14. New York’s sights and sounds made it a tourist destination
New York City offered the average tourist multiple choices of amusement and entertainment in 1921, among them the fabled Plaza Hotel. Tourists visited the Statue of Liberty, toured the fabulously lighted Times Square, and enjoyed excursion cruises around the harbor. Beginning in the preceding decade, Times Square shed its former reputation of being a lair for thieves and prostitution. In 1921, theaters, hotels, restaurants, and music halls surrounded the neighborhood. The city’s piers and wharves teemed with arriving ships, discharging and taking on passengers. Penn Station and Grand Central station became tourist attractions, both for the amenities they offered and for their architecture.

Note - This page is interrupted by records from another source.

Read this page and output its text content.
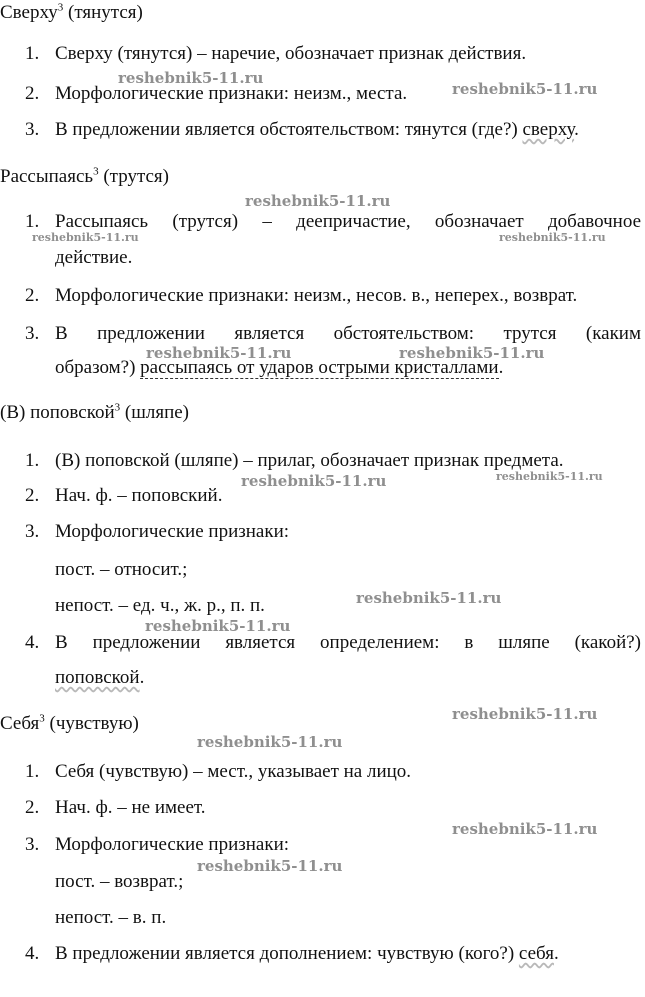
Сверху$^3$ (тянутся)
1. Сверху (тянутся) – наречие, обозначает признак действия.
2. Морфологические признаки: неизм., места.
3. В предложении является обстоятельством: тянутся (где?) сверху.
Рассыпаясь$^3$ (трутся)
1. Рассыпаясь (трутся) – деепричастие, обозначает добавочное
действие.
2. Морфологические признаки: неизм., несов. в., неперех., возврат.
3. В предложении является обстоятельством: трутся (каким
образом?) рассыпаясь от ударов острыми кристаллами.
(В) поповской$^3$ (шляпе)
1. (В) поповской (шляпе) – прилаг, обозначает признак предмета.
2. Нач. ф. – поповский.
3. Морфологические признаки:
пост. – относит.;
непост. – ед. ч., ж. р., п. п.
4. В предложении является определением: в шляпе (какой?)
поповской.
Себя$^3$ (чувствую)
1. Себя (чувствую) – мест., указывает на лицо.
2. Нач. ф. – не имеет.
3. Морфологические признаки:
пост. – возврат.;
непост. – в. п.
4. В предложении является дополнением: чувствую (кого?) себя.
reshebnik5-11.ru
reshebnik5-11.ru
reshebnik5-11.ru
reshebnik5-11.ru	reshebnik5-11.ru
reshebnik5-11.ru	reshebnik5-11.ru
reshebnik5-11.ru	reshebnik5-11.ru
reshebnik5-11.ru
reshebnik5-11.ru
reshebnik5-11.ru
reshebnik5-11.ru
reshebnik5-11.ru
reshebnik5-11.ru
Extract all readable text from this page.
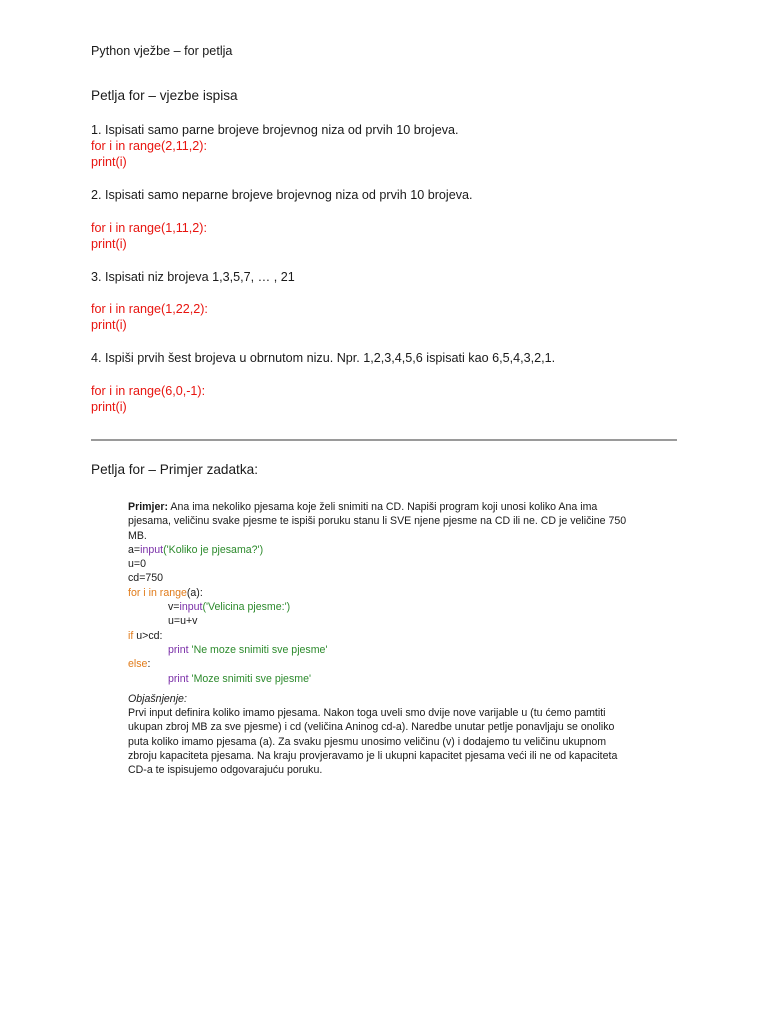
Python vježbe – for petlja
Petlja for – vjezbe ispisa
1. Ispisati samo parne brojeve brojevnog niza od prvih 10 brojeva.
for i in range(2,11,2):
print(i)
2. Ispisati samo neparne brojeve brojevnog niza od prvih 10 brojeva.
for i in range(1,11,2):
print(i)
3. Ispisati niz brojeva 1,3,5,7, … , 21
for i in range(1,22,2):
print(i)
4. Ispiši prvih šest brojeva u obrnutom nizu. Npr. 1,2,3,4,5,6 ispisati kao 6,5,4,3,2,1.
for i in range(6,0,-1):
print(i)
Petlja for – Primjer zadatka:
Primjer: Ana ima nekoliko pjesama koje želi snimiti na CD. Napiši program koji unosi koliko Ana ima
pjesama, veličinu svake pjesme te ispiši poruku stanu li SVE njene pjesme na CD ili ne. CD je veličine 750
MB.
a=input('Koliko je pjesama?')
u=0
cd=750
for i in range(a):
v=input('Velicina pjesme:')
u=u+v
if u>cd:
print 'Ne moze snimiti sve pjesme'
else:
print 'Moze snimiti sve pjesme'
Objašnjenje:
Prvi input definira koliko imamo pjesama. Nakon toga uveli smo dvije nove varijable u (tu ćemo pamtiti
ukupan zbroj MB za sve pjesme) i cd (veličina Aninog cd-a). Naredbe unutar petlje ponavljaju se onoliko
puta koliko imamo pjesama (a). Za svaku pjesmu unosimo veličinu (v) i dodajemo tu veličinu ukupnom
zbroju kapaciteta pjesama. Na kraju provjeravamo je li ukupni kapacitet pjesama veći ili ne od kapaciteta
CD-a te ispisujemo odgovarajuću poruku.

Intrepid motorists could take the Lincoln Highway, the first paved road to cross the entire United States, from its eastern terminus at Times Square, to its western, at San Francisco’s Lincoln Park. To do so required completing a drive of over 3,300 miles. It also required the use of ferries to exit Manhattan Island, the Holland Tunnel to New Jersey then being under construction. The neighborhood of Harlem offered jazz music and revues, and more often than not, illicit liquor for those so inclined. They weren’t alone, New York’s famed 21 Club also operated as a speakeasy, as did establishments too numerous to count. New York City, well-connected by rail, roads, and the sea, served as a destination for tourists and migrants from other American states, as well as immigrants from Europe, throughout the 1920s.